By Jeffrey Hill | June 7, 2021
      The Blue Origin team celebrates with founder Jeff Bezos at the site of the New Shepard rocket booster landing.

      The Blue Origin team celebrates with founder Jeff Bezos at the site of the New Shepard rocket booster landing. Photo: Blue Origin

      If all goes according to plan, Jeff Bezos will be the first of the so-called “space billionaires” to actually ride on his own rocket to space. The Blue Origin founder and owner announced Monday that he will ride as a passenger on the company’s first crewed New Shepard rocket launch, currently scheduled for July 20. The world’s richest person (at the time of this reporting) and founder of Amazon will join the winner of an open auction and his brother, Mark Bezos, on the flight.

      The auction for a seat on Blue Origin’s first human space flight is currently underway, nearing $3 million with approximately 6,000 participants from 143 countries. Sealed online bidding took place in May and live bidding will conclude with an online auction on June 12. Blue Origin said that anyone interested in bidding in the live auction must register on the company’s website by June 10.
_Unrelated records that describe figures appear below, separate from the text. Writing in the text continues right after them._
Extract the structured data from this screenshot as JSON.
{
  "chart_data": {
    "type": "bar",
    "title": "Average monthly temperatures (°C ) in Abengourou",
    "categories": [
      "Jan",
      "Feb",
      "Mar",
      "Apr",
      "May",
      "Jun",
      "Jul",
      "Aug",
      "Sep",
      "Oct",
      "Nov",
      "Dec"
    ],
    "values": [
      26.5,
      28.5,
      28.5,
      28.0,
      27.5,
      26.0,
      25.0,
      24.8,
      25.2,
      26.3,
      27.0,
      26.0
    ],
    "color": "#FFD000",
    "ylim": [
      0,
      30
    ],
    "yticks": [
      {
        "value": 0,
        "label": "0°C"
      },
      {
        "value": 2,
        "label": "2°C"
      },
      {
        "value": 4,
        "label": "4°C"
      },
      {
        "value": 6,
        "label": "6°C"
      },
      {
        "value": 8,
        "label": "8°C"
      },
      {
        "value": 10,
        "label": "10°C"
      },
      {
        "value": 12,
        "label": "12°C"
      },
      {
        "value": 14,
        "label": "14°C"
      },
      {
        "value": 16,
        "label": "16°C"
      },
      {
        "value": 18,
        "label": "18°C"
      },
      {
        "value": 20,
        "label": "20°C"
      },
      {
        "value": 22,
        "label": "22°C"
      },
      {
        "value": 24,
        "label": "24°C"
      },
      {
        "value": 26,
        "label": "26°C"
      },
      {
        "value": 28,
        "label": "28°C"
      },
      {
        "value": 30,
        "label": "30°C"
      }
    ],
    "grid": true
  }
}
      Blue Origin said the winning bid amount will be donated to Blue Origin’s foundation, Club for the Future, which Bezos revealed at SATELLITE 2019 as a “mission is to inspire future generations to pursue careers in STEM and to help invent the future of life in space.”

      Bezos is volunteering to be a passenger on the New Shepard rocket at a relatively early stage in its development. The company just recently conducted the New Shepard rocket and crew capsule’s verification launch in April. Virgin’s Richard Branson has expressed a desire to ride on Virgin Galactic‘s SpaceShip Two space tourism vehicle, but has yet to set a definite date. SpaceX‘s Elon Musk has also said he would eventually like to go to space, but hasn’t committed to a specific launch.

      This past February, Bezos made a surprise announcement that he was stepping down as CEO of Amazon — a role he has held since founding the company in 1993. Bezos stated that he wished to spend more time focusing on Blue Origin after he leaves Amazon in the hands of new CEO Andy Jassy, the current lead executive of Amazon Web Services, in the third quarter of this year.